De vordering zal dan ook worden afgewezen.
Toepasselijke wettelijke voorschriften
Het hof heeft gelet op de artikelen 9, 14a, 14b, 14c, 22c, 22d en 138aa van het Wetboek van Strafrecht, zoals zij rechtens gelden dan wel golden.

BESLISSING

Het hof:
Vernietigt het vonnis waarvan beroep en doet opnieuw recht:
Verklaart zoals hiervoor overwogen bewezen dat de verdachte het tenlastegelegde heeft begaan.
Verklaart niet bewezen hetgeen de verdachte meer of anders is tenlastegelegd dan hierboven is bewezenverklaard en spreekt de verdachte daarvan vrij.
Verklaart het bewezenverklaarde strafbaar, kwalificeert dit als hiervoor vermeld en verklaart de verdachte strafbaar.
Veroordeelt de verdachte tot een
gevangenisstrafvoor de duur van
2 (twee) maanden.
Bepaalt dat de gevangenisstraf niet ten uitvoer zal worden gelegd, tenzij de rechter later anders mocht gelasten omdat de verdachte zich voor het einde van een proeftijd van
2 (twee) jarenaan een strafbaar feit heeft schuldig gemaakt.
Veroordeelt de verdachte tot een
taakstrafvoor de duur van
120 (honderdtwintig) uren, indien niet naar behoren verricht te vervangen door
60 (zestig) dagen hechtenis.
Beveelt dat de tijd die door de verdachte vóór de tenuitvoerlegging van deze uitspraak in enige in artikel 27, eerste lid, van het Wetboek van Strafrecht bedoelde vorm van voorarrest is doorgebracht, bij de uitvoering van de opgelegde taakstraf in mindering zal worden gebracht, volgens de maatstaf van twee uren taakstraf per in voorarrest doorgebrachte dag, voor zover die tijd niet reeds op een andere straf in mindering is gebracht.
Wijst afde vordering van de officier van justitie van het Parket OVJ Rotterdam van 5 december 2022, strekkende tot tenuitvoerlegging van de bij vonnis van de politierechter in de rechtbank Rotterdam van 20 mei 2022, parketnummer 10-116019-22, voorwaardelijk opgelegde gevangenisstraf voor de duur van 10 dagen.
Dit arrest is gewezen door mr.

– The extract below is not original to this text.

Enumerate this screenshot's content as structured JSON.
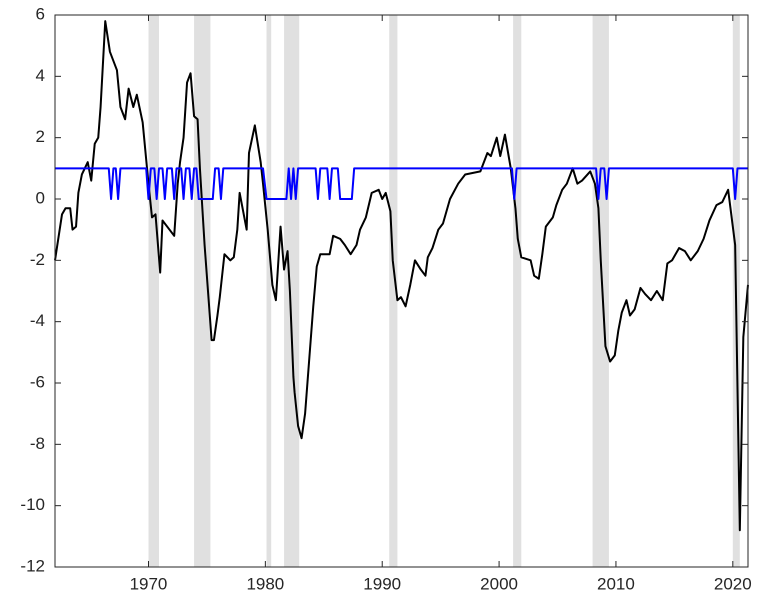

Chr.A. Baardman, mr. J.P.L.M. Remmerswaal en mr. J.M. Rowel-Van der Linde, in bijzijn van de griffiers mr. A-L.H. Wilkens en mr. E.C. Sjardin.
Het is uitgesproken op de openbare terechtzitting van het hof van 26 februari 2024.
Mrs. Wilkens en Rowel-Van der Linde zijn buiten staat dit arrest mede te ondertekenen.

Voetnoten

1.Zie bijvoorbeeld ECLI:NL:GHDHA:2022:985.